Science behind NBTX-001
NBTX-001’s active ingredient is the noble gas xenon. This gas was discovered to have unique biological properties1, has a remarkable safety profile2, has been extensively used in imaging3 and is approved in some jurisdictions for use in general anesthesia4. It is a non-psychomimetic, non-habit forming, non-flammable, non-greenhouse gas with rapid bioavailability and rapid brain penetrance5.
Interaction of xenon atoms with aromatic amino-acid residues on NMDA receptors provides highly specific and controllable antagonism6. In addition, it reduces excitatory neurotransmission by blocking AMPA, nACh (α4β2), 5-HT3, plasma membrane Ca2+ ATPase and increases inhibitory neurotransmission by stimulating GlyR1 and TREK-1 potassium channel. It is also shown to reduce pro-inflammatory cytokines (tumor necrosis factor α, interleukin 1β), to increase pro-survival factors (bcl2), and growth factor production (BDNF, IGF).

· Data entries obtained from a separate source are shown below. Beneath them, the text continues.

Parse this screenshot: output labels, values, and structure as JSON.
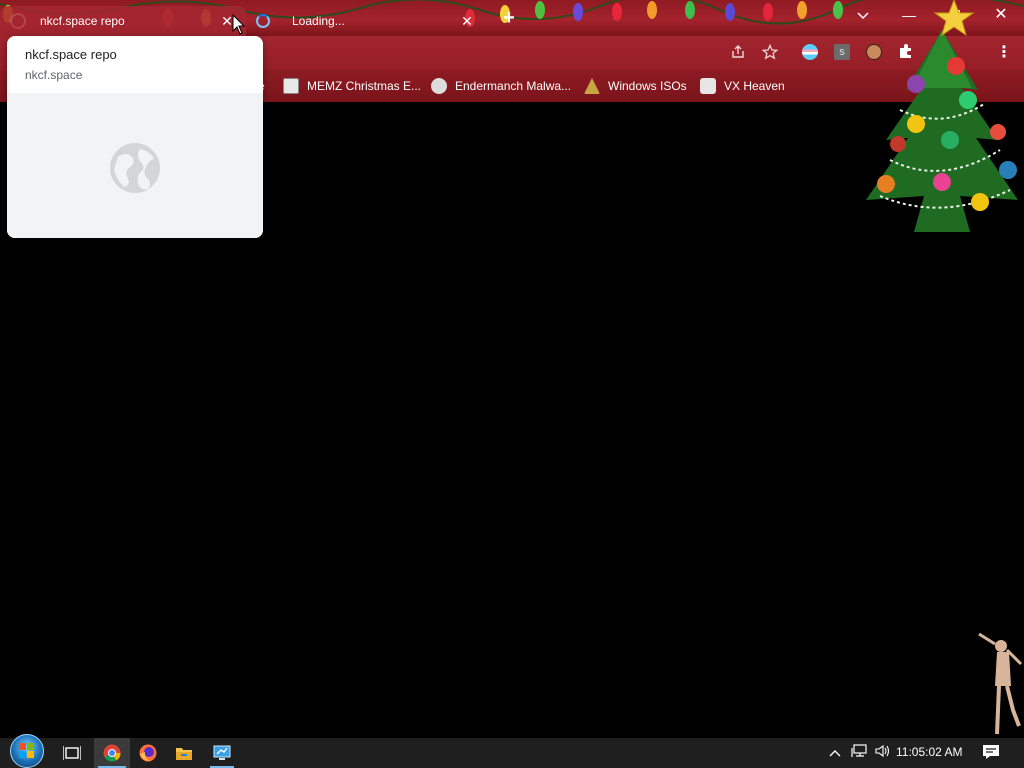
{
  "browser": {
    "tabs": [
      {
        "title": "nkcf.space repo",
        "active": true
      },
      {
        "title": "Loading...",
        "active": false,
        "loading": true
      }
    ],
    "new_tab_symbol": "+",
    "window_controls": {
      "tab_search": "chevron-down-icon",
      "minimize": "—",
      "maximize": "maximize-icon",
      "close": "✕"
    },
    "toolbar_icons": [
      "share-icon",
      "bookmark-star-icon",
      "extension-flag-icon",
      "extension-s-icon",
      "profile-avatar-icon",
      "extensions-puzzle-icon",
      "menu-dots-icon"
    ],
    "extension_s_label": "s",
    "bookmarks": [
      {
        "label": "e",
        "partial": true
      },
      {
        "label": "MEMZ Christmas E..."
      },
      {
        "label": "Endermanch Malwa..."
      },
      {
        "label": "Windows ISOs"
      },
      {
        "label": "VX Heaven"
      }
    ]
  },
  "hover_card": {
    "title": "nkcf.space repo",
    "domain": "nkcf.space",
    "preview_icon": "globe-icon"
  },
  "taskbar": {
    "apps": [
      "start-orb",
      "task-view-icon",
      "chrome-icon",
      "firefox-icon",
      "file-explorer-icon",
      "remote-desktop-icon"
    ],
    "tray": [
      "chevron-up-icon",
      "network-icon",
      "volume-icon"
    ],
    "clock": "11:05:02 AM",
    "notifications_icon": "action-center-icon"
  },
  "colors": {
    "tabstrip": "#a4232c",
    "toolbar": "#9b2129",
    "bookmarks_bar": "#85171f",
    "page_background": "#000000",
    "taskbar": "#1f1f1f"
  }
}
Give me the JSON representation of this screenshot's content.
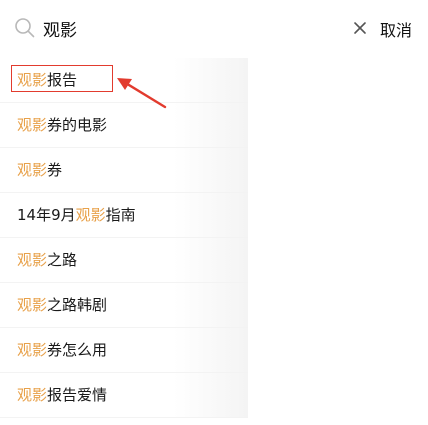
{
  "search": {
    "query": "观影",
    "cancel_label": "取消"
  },
  "suggestions": [
    {
      "segments": [
        {
          "text": "观影",
          "match": true
        },
        {
          "text": "报告",
          "match": false
        }
      ]
    },
    {
      "segments": [
        {
          "text": "观影",
          "match": true
        },
        {
          "text": "券的电影",
          "match": false
        }
      ]
    },
    {
      "segments": [
        {
          "text": "观影",
          "match": true
        },
        {
          "text": "券",
          "match": false
        }
      ]
    },
    {
      "segments": [
        {
          "text": "14年9月",
          "match": false
        },
        {
          "text": "观影",
          "match": true
        },
        {
          "text": "指南",
          "match": false
        }
      ]
    },
    {
      "segments": [
        {
          "text": "观影",
          "match": true
        },
        {
          "text": "之路",
          "match": false
        }
      ]
    },
    {
      "segments": [
        {
          "text": "观影",
          "match": true
        },
        {
          "text": "之路韩剧",
          "match": false
        }
      ]
    },
    {
      "segments": [
        {
          "text": "观影",
          "match": true
        },
        {
          "text": "券怎么用",
          "match": false
        }
      ]
    },
    {
      "segments": [
        {
          "text": "观影",
          "match": true
        },
        {
          "text": "报告爱情",
          "match": false
        }
      ]
    }
  ],
  "colors": {
    "match_highlight": "#e8a14a",
    "annotation_red": "#e23b2e"
  },
  "icons": [
    "search-icon",
    "clear-icon",
    "annotation-arrow"
  ]
}
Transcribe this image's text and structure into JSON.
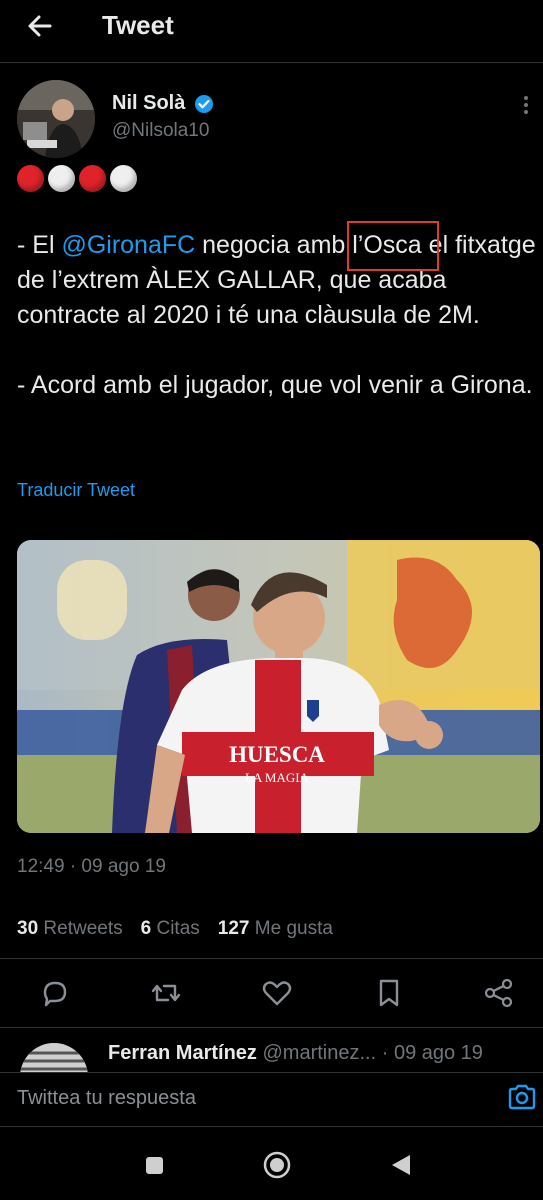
{
  "header": {
    "title": "Tweet"
  },
  "author": {
    "name": "Nil Solà",
    "handle": "@Nilsola10",
    "verified": true
  },
  "tweet": {
    "emoji": [
      "red-circle",
      "white-circle",
      "red-circle",
      "white-circle"
    ],
    "line1_pre": "- El ",
    "line1_mention": "@GironaFC",
    "line1_mid": " negocia amb ",
    "line1_boxed": "l’Osca",
    "line1_post": " el fitxatge de l’extrem ÀLEX GALLAR, que acaba contracte al 2020 i té una clàusula de 2M.",
    "line2": "- Acord amb el jugador, que vol venir a Girona.",
    "translate_label": "Traducir Tweet",
    "image_alt_text": "HUESCA LA MAGIA",
    "timestamp": "12:49 · 09 ago 19"
  },
  "stats": {
    "retweets_count": "30",
    "retweets_label": "Retweets",
    "quotes_count": "6",
    "quotes_label": "Citas",
    "likes_count": "127",
    "likes_label": "Me gusta"
  },
  "reply_preview": {
    "name": "Ferran Martínez",
    "handle": "@martinez...",
    "date": "· 09 ago 19"
  },
  "composer": {
    "placeholder": "Twittea tu respuesta"
  },
  "colors": {
    "accent": "#1d9bf0",
    "highlight_box": "#e03c2c"
  }
}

Dr. Edward Meloni from Harvard University demonstrated that rodents exposed to xenon (25%, 1 h) immediately after fear memory reactivation exhibited a significant reduction of freezing – a measure of fear in animals – when tested 48 and 96 h after reactivation compared to air-exposed controls7.
Dr. Daqing Ma from Imperial College of London demonstrated xenon’s organoprotective properties in animals after organ transplantation8. Most recently, and based on Dr. Ma’s preclinical work a human study has shown a reduction in white matter damage when xenon is given after cardiac arrest9. Preliminary data from Dr. Ma’s laboratory has shown very promising results of xenon administration in Alzheimer’s disease model (confidential data on file, patent filed by Nobilis Therapeutics).

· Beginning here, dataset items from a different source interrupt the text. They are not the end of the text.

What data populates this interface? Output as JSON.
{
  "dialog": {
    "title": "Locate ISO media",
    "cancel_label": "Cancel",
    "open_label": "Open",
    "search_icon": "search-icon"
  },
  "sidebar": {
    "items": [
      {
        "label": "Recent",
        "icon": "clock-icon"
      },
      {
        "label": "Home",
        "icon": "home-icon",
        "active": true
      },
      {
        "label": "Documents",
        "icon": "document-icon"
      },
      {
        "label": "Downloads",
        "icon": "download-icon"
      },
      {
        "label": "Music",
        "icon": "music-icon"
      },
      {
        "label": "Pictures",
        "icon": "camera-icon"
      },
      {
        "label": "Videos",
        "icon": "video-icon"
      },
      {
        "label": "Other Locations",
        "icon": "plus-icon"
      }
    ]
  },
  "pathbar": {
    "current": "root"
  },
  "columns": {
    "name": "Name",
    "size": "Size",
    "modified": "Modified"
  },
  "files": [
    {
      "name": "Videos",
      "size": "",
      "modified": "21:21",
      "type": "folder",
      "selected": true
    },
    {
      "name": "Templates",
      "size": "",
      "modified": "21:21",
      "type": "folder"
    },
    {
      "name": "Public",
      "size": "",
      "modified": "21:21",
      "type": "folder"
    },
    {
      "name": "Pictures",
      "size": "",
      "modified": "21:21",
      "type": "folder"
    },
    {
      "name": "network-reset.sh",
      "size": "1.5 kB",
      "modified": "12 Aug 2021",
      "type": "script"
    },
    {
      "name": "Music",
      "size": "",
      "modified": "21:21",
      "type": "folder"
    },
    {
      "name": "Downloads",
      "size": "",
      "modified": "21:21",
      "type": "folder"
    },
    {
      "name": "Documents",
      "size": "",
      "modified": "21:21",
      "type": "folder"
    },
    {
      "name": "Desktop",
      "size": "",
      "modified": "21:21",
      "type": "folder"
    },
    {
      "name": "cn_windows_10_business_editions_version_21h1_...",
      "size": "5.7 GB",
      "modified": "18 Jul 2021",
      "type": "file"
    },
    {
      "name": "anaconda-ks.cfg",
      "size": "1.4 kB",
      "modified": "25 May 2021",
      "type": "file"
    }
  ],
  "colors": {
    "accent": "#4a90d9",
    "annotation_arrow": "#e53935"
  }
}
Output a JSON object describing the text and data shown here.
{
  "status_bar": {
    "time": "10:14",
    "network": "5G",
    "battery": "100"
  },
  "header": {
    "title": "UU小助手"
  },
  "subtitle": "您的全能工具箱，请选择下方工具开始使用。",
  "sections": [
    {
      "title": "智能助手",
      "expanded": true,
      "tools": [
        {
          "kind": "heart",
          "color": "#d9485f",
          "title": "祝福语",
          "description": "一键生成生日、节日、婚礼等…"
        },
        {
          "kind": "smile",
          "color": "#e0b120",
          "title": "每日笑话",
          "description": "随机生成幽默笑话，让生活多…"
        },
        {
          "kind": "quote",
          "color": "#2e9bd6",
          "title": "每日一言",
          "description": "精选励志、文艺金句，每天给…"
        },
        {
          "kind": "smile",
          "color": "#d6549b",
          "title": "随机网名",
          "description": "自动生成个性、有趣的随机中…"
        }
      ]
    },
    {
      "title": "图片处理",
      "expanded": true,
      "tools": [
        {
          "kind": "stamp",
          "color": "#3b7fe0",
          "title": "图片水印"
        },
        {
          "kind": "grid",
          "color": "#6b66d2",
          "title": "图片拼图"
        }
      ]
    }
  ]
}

Russia is a pioneer in the medical application of noble gases and Dr. Dobrovolsky is one of the most notable clinical experts in the field of xenon use in patients with psychiatric conditions. He has completed an 80-patient open-label study of xenon use in panic attacks and demonstrated excellent efficacy and tolerability. Additionally, he has performed a 50 patient open-label study of xenon treatment in alcohol and drug addiction in which he demonstrated excellent efficacy and tolerability both as a monotherapy and in combination with psychotropes (confidential data on file and articles in print).
1 Cullen SC, Gross EG. The anesthetic properties of xenon in animals and human beings, with additional observations on krypton. Science. May 18 1951;113(2942):580-582.

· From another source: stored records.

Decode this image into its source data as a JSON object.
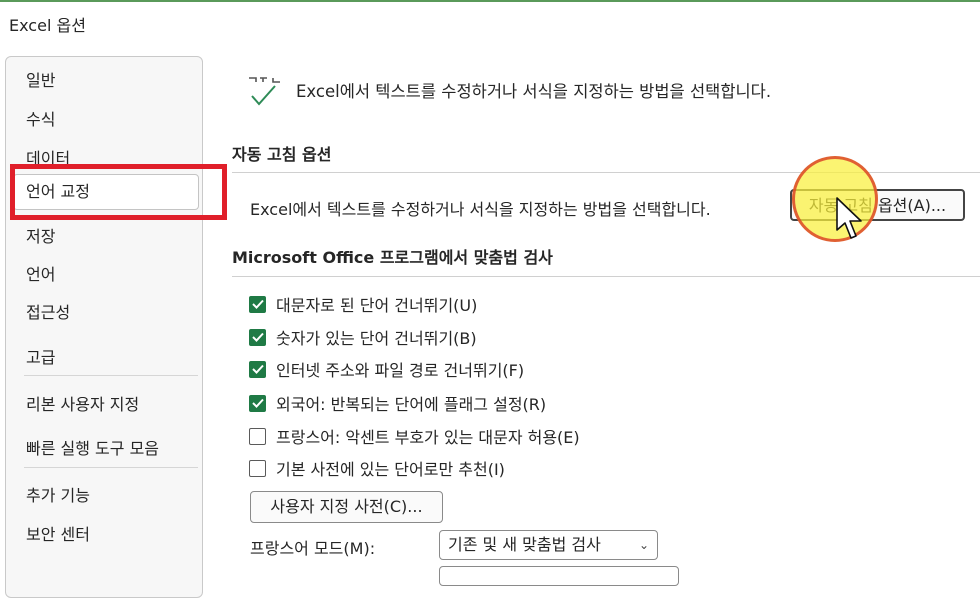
{
  "window": {
    "title": "Excel 옵션"
  },
  "sidebar": {
    "items": [
      {
        "label": "일반"
      },
      {
        "label": "수식"
      },
      {
        "label": "데이터"
      },
      {
        "label": "언어 교정",
        "selected": true
      },
      {
        "label": "저장"
      },
      {
        "label": "언어"
      },
      {
        "label": "접근성"
      },
      {
        "label": "고급"
      },
      {
        "label": "리본 사용자 지정"
      },
      {
        "label": "빠른 실행 도구 모음"
      },
      {
        "label": "추가 기능"
      },
      {
        "label": "보안 센터"
      }
    ]
  },
  "main": {
    "header_text": "Excel에서 텍스트를 수정하거나 서식을 지정하는 방법을 선택합니다.",
    "autocorrect": {
      "section_title": "자동 고침 옵션",
      "description": "Excel에서 텍스트를 수정하거나 서식을 지정하는 방법을 선택합니다.",
      "button_label": "자동 고침 옵션(A)..."
    },
    "spelling": {
      "section_title": "Microsoft Office 프로그램에서 맞춤법 검사",
      "options": [
        {
          "label": "대문자로 된 단어 건너뛰기(U)",
          "checked": true
        },
        {
          "label": "숫자가 있는 단어 건너뛰기(B)",
          "checked": true
        },
        {
          "label": "인터넷 주소와 파일 경로 건너뛰기(F)",
          "checked": true
        },
        {
          "label": "외국어: 반복되는 단어에 플래그 설정(R)",
          "checked": true
        },
        {
          "label": "프랑스어: 악센트 부호가 있는 대문자 허용(E)",
          "checked": false
        },
        {
          "label": "기본 사전에 있는 단어로만 추천(I)",
          "checked": false
        }
      ],
      "custom_dict_button": "사용자 지정 사전(C)...",
      "french_mode_label": "프랑스어 모드(M):",
      "french_mode_value": "기존 및 새 맞춤법 검사"
    }
  },
  "colors": {
    "selection_box": "#e01f2a",
    "checkbox_checked": "#1f7a45",
    "highlight": "#f5ec3c"
  },
  "icons": {
    "header": "abc-check-icon",
    "checkmark": "checkmark-icon",
    "dropdown": "chevron-down-icon",
    "cursor": "mouse-pointer-icon"
  }
}
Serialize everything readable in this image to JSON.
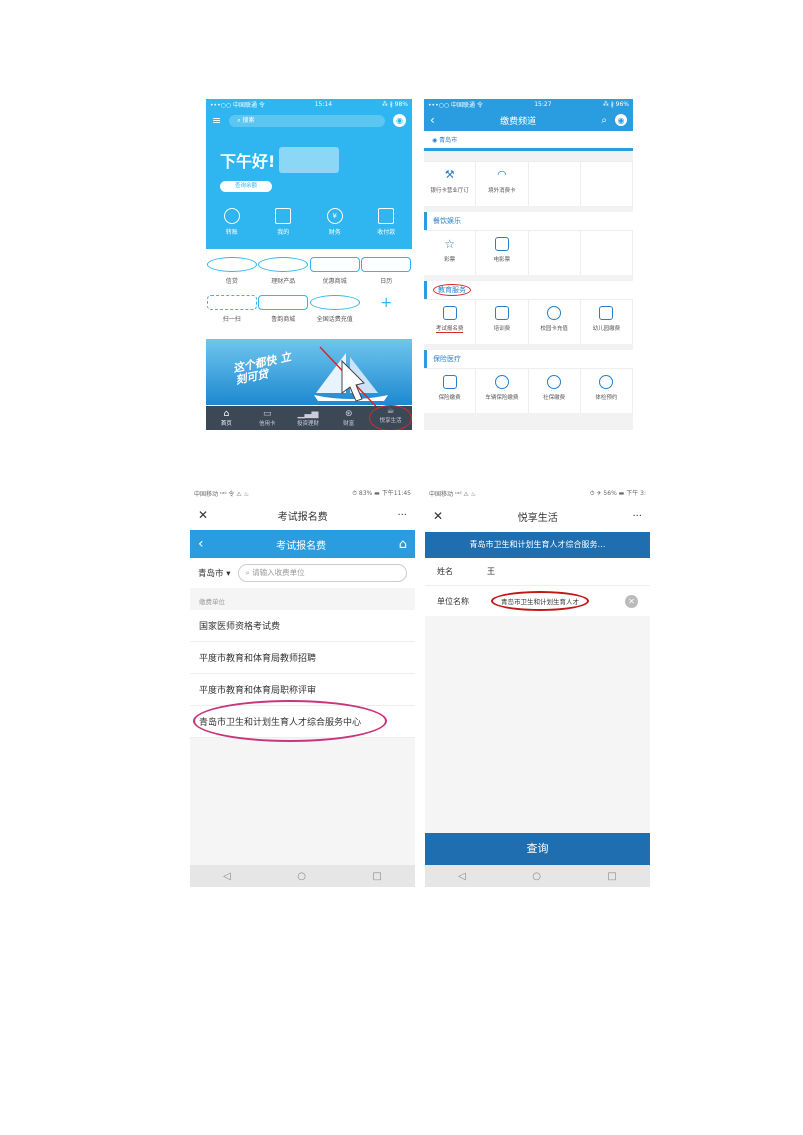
{
  "shot1": {
    "status": {
      "carrier": "•••○○ 中国联通 令",
      "time": "15:14",
      "battery": "⁂ ∦ 98%"
    },
    "search_placeholder": "搜索",
    "greeting": "下午好!",
    "account_button": "查询余额",
    "top_items": [
      "转账",
      "我的",
      "财务",
      "收付款"
    ],
    "grid_row1": [
      "信贷",
      "理财产品",
      "优惠商城",
      "日历"
    ],
    "grid_row2": [
      "扫一扫",
      "鲁韵商城",
      "全国话费充值",
      "+"
    ],
    "banner_text": "这个都快 立刻可贷",
    "tabs": [
      "首页",
      "信用卡",
      "投资理财",
      "财富",
      "悦享生活"
    ],
    "colors": {
      "primary": "#2fb5ef",
      "highlight": "#d12a6b"
    }
  },
  "shot2": {
    "status": {
      "carrier": "•••○○ 中国联通 令",
      "time": "15:27",
      "battery": "⁂ ∦ 96%"
    },
    "title": "缴费频道",
    "city": "青岛市",
    "row0": [
      "银行卡营业厅订",
      "境外消费卡"
    ],
    "sections": [
      {
        "name": "餐饮娱乐",
        "items": [
          "彩票",
          "电影票"
        ]
      },
      {
        "name": "教育服务",
        "items": [
          "考试报名费",
          "培训费",
          "校园卡充值",
          "幼儿园缴费"
        ]
      },
      {
        "name": "保险医疗",
        "items": [
          "保险缴费",
          "车辆保险缴费",
          "社保缴费",
          "体检预约"
        ]
      }
    ]
  },
  "shot3": {
    "status": {
      "left": "中国移动 ᶜᵃˡˡ 令 ⚠ ♨",
      "right": "⏱ 83% ▬ 下午11:45"
    },
    "window_title": "考试报名费",
    "more": "···",
    "page_title": "考试报名费",
    "city": "青岛市 ▾",
    "search_placeholder": "请输入收费单位",
    "section_label": "缴费单位",
    "items": [
      "国家医师资格考试费",
      "平度市教育和体育局教师招聘",
      "平度市教育和体育局职称评审",
      "青岛市卫生和计划生育人才综合服务中心"
    ]
  },
  "shot4": {
    "status": {
      "left": "中国移动 ᶜᵃˡˡ ⚠ ♨",
      "right": "⏱ ✈ 56% ▬ 下午 3:"
    },
    "window_title": "悦享生活",
    "more": "···",
    "org": "青岛市卫生和计划生育人才综合服务…",
    "name_label": "姓名",
    "name_value": "王",
    "unit_label": "单位名称",
    "unit_value": "青岛市卫生和计划生育人才",
    "query_button": "查询",
    "nav": [
      "◁",
      "○",
      "□"
    ]
  }
}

2 Latchaw, R.E., et al., Adverse reactions to xenon-enhanced CT cerebral blood flow determination. Radiology, 1987. 163(1): p. 251-4.
3 Carlson, A.P., et al., Xenon-enhanced cerebral blood flow at 28% xenon provides uniquely safe access to quantitative, clinically useful cerebral blood flow information: a multicenter study. Am J Neuroradiol. 32(7): p. 1315-20.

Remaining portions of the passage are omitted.